1.1Système et structure

1.1.1. Qu’est-ce qu’un système ?

Avant de décrire l’organisation fonctionnelle des structures vivantes, nous reprendrons la définition d’un système. Selon Van Bertalanffy7, « ‘Un système est un ensemble d’éléments en interaction dynamique, organisés en fonction d’un but.’ »

Les éléments d’un système sont de nature et de nombre différents : ils peuvent être humains, matériels. Etudier un système passe d’abord par la recherche des éléments qui le constituent. Ceux-ci sont en interaction dynamique « ‘Par interactions nous entendons des éléments p liés dans une relation R en sorte que le comportement de p dans R diffère de son comportement dans une relation R’. ’»8. Les éléments en relation dans un système acquièrent des caractéristiques « en plus » du fait de leurs relations dans ce système : on peut donc dire que le «  tout » d’un système est plus que la somme de ses parties, dans la mesure où les liens qui unissent les éléments d’un système leur donnent d’autres propriétés en « plus ». Mais inversement, ce tout d’un système est moins que la somme de ses parties, ce qui signifie que des qualités ou propriétés attachées à certains éléments, lorsqu’ils sont hors du système, peuvent disparaître, lorsque cet élément est présent dans le système. D’autre part, la suppression ou l’adjonction d’éléments dans un système modifie les relations entre éléments, et transforme donc le fonctionnement du système .

Les interactions à l’oeuvre peuvent être uniquement d’ordre interne, si le système est fermé, coupé d’un environnement extérieur. Il utilise pour fonctionner la réserve potentielle d’énergie dont il dispose : cette énergie, constante, se dissipe depuis un état d’ordre jusqu’à un état de désordre (selon le second principe de la thermodynamique).
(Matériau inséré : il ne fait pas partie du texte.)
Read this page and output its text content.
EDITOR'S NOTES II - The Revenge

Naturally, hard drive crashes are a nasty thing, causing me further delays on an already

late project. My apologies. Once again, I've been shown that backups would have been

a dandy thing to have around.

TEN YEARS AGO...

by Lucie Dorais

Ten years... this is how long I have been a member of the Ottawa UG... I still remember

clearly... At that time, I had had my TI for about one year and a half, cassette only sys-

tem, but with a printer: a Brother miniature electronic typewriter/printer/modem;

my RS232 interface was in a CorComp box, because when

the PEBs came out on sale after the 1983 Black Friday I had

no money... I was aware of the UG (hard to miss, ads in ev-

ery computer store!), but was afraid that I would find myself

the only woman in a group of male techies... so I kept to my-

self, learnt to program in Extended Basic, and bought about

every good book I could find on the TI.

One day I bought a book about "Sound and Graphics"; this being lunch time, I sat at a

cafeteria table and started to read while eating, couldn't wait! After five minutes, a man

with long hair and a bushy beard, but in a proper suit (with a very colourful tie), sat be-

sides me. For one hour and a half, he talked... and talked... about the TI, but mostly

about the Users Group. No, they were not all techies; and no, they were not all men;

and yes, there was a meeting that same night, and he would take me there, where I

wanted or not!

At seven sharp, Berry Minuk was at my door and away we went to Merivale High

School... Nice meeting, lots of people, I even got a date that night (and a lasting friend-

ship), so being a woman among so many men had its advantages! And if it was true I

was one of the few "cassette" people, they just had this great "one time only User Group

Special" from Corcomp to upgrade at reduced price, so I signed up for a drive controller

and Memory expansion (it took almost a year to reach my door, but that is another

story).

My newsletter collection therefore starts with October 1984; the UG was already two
Mais on considère que les systèmes sociaux humains sont au contraire toujours ouverts sur un environnement avec lequel ils entretiennent des relations. Il n’existe donc pas de système humain clos et autonome, mais tout système peut aussi être considéré comme un sous système d’un ensemble plus large. Qu’il s’agisse des relations internes ou externes avec d’autres systèmes, chaque système définit ses limites ou frontières, qui lui permettent d’effectuer des échanges, tout en maintenant son intégrité, sa structure. Ces frontières doivent donc à la fois le protéger mais aussi permettre des relations.
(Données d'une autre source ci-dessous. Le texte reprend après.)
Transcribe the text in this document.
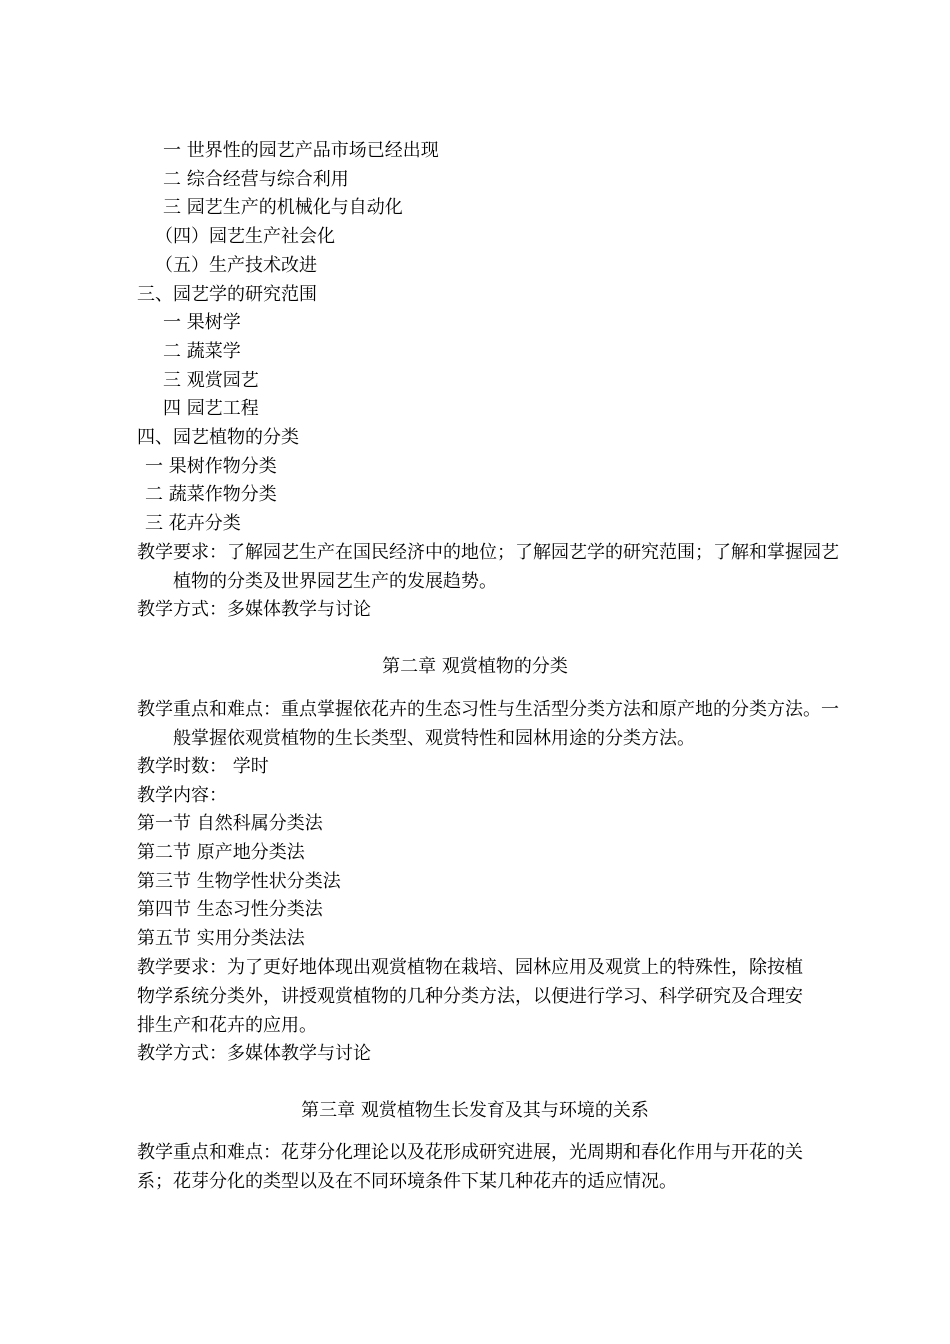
一 世界性的园艺产品市场已经出现
二 综合经营与综合利用
三 园艺生产的机械化与自动化
（四）园艺生产社会化
（五）生产技术改进
三、园艺学的研究范围
一 果树学
二 蔬菜学
三 观赏园艺
四 园艺工程
四、园艺植物的分类
一 果树作物分类
二 蔬菜作物分类
三 花卉分类
教学要求：了解园艺生产在国民经济中的地位；了解园艺学的研究范围；了解和掌握园艺植物的分类及世界园艺生产的发展趋势。
教学方式：多媒体教学与讨论
第二章 观赏植物的分类
教学重点和难点：重点掌握依花卉的生态习性与生活型分类方法和原产地的分类方法。一般掌握依观赏植物的生长类型、观赏特性和园林用途的分类方法。
教学时数： 学时
教学内容：
第一节 自然科属分类法
第二节 原产地分类法
第三节 生物学性状分类法
第四节 生态习性分类法
第五节 实用分类法法
教学要求：为了更好地体现出观赏植物在栽培、园林应用及观赏上的特殊性，除按植物学系统分类外，讲授观赏植物的几种分类方法，以便进行学习、科学研究及合理安排生产和花卉的应用。
教学方式：多媒体教学与讨论
第三章 观赏植物生长发育及其与环境的关系
教学重点和难点：花芽分化理论以及花形成研究进展，光周期和春化作用与开花的关系；花芽分化的类型以及在不同环境条件下某几种花卉的适应情况。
Edgar Morin propose une définition des interactions à l’oeuvre dans un système et montre comment elles créent de l’ordre et du désordre 9:

‘« ‘les interactions sont des actions réciproques modifiant le comportement ou la nature des éléments, corps, objets, phénomènes en présence ou en influence. Les interactions’ ’
  • supposent des éléments, êtres ou objets matériels, pouvant être en rencontre ;

  • supposent des conditions de rencontre, c’est-à-dire agitation, turbulences, flux contraires etc. ;

  • obéissent à des déterminations, contraintes qui tiennent à la nature des éléments, objets ou êtres en rencontre ;

  • deviennent dans certaines conditions des interrelations ( associations, liaisons, combinaisons, communication etc.) c’est-à-dire donnent naissance à des phénomènes d’organisation.

‘Ainsi, pour qu’il y ait interactions, il faut qu’il y ait rencontres, pour qu’il y ait rencontres il faut qu’il y ait désordre (agitation, turbulence) »10.’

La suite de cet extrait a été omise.